Necessary paperwork was finally approved for enabling the GGBHTD to obtain $20 million in regional and state funds distributed by the Metropolitan Transportation Commission, with the final $5 million for the project to come from bridge toll revenues. Environmental and engineering analyses will begin now, and the movable concrete barrier is to be operational in three years.
At this point, the bridge’s opposing north-south traffic flow is divided only by a barrier of thin air interspersed every 25 feet with yellow 19-inch-tall rubber tubes as a visual aid for the lane directions. Because San Francisco–Marin County traffic commute varies so greatly throughout the workweek, the tube line is moved to different bridge lanes as frequently as four times daily.
The new Quickchange concrete barrier will also be moved frequently by heavy-duty mobile scaffold/cranes called zipper trucks — because their action is something like the principle of a gigantic zipper. The median barrier is made up of interlocking jigsaw pieces somewhat resembling a milelong spinal column. The zipper truck takes in the spine near the front right wheel, picks it up about 6 inches and feeds it out near the rear left wheel. One engineering challenge that temporarily delayed the project was converting the system to handle a barrier only a foot wide, narrower than the standard Quickchange unit.

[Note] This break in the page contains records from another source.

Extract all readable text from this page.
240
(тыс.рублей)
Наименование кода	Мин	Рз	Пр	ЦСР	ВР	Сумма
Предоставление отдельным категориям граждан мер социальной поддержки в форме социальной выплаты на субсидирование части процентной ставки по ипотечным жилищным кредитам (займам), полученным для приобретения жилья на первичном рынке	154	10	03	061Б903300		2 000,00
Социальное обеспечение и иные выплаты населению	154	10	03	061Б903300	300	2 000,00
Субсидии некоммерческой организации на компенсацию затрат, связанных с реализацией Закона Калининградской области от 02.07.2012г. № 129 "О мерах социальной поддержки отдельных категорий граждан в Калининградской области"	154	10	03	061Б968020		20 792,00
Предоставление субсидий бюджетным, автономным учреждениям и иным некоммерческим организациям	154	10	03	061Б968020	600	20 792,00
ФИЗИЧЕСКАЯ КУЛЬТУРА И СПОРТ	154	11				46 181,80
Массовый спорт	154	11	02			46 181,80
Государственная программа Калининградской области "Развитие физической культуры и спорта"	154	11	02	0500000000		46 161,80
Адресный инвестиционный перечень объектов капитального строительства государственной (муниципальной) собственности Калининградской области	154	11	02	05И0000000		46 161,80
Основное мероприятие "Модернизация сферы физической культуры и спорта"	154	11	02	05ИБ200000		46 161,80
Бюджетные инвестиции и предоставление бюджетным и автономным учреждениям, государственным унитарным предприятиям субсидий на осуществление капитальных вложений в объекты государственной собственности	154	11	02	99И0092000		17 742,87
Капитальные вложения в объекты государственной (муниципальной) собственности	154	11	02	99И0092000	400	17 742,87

A slimmed-down barrier was necessary so as not to interfere with vehicle access in the middle lanes. Golden Gate Bridge lanes are only 10 feet wide — which is 2 feet thinner than normal highway lanes, due to the need to squeeze in a maximum number of lanes to accommodate moderntraffic loads on the 70-year-old bridge.
Of all the most dangerous deathtrap thoroughfares in San Francisco — 19th Avenue, Market Street, Doyle Drive — the iconic Golden Gate Bridge is by far the most famed and scenic. Yet the busy span has also carried 1.4 billion vehicles since 1971, when the count of 36 collision fatalities began. And the bridge’s accident rate is 0.64 per million miles traveled.
Citizens for a Safe Golden Gate Bridge, an advocacy group that has pressed for an effective suicide barrier and median divider since 1989, can hardly believe the time has finally come to put a true middle-lane barrier in place, after all the decades of false starts. “I’m still a little skeptical now,” Chairman Robert Guernsey said. “But if a barrier does go in place, it will be a tremendous safety asset.”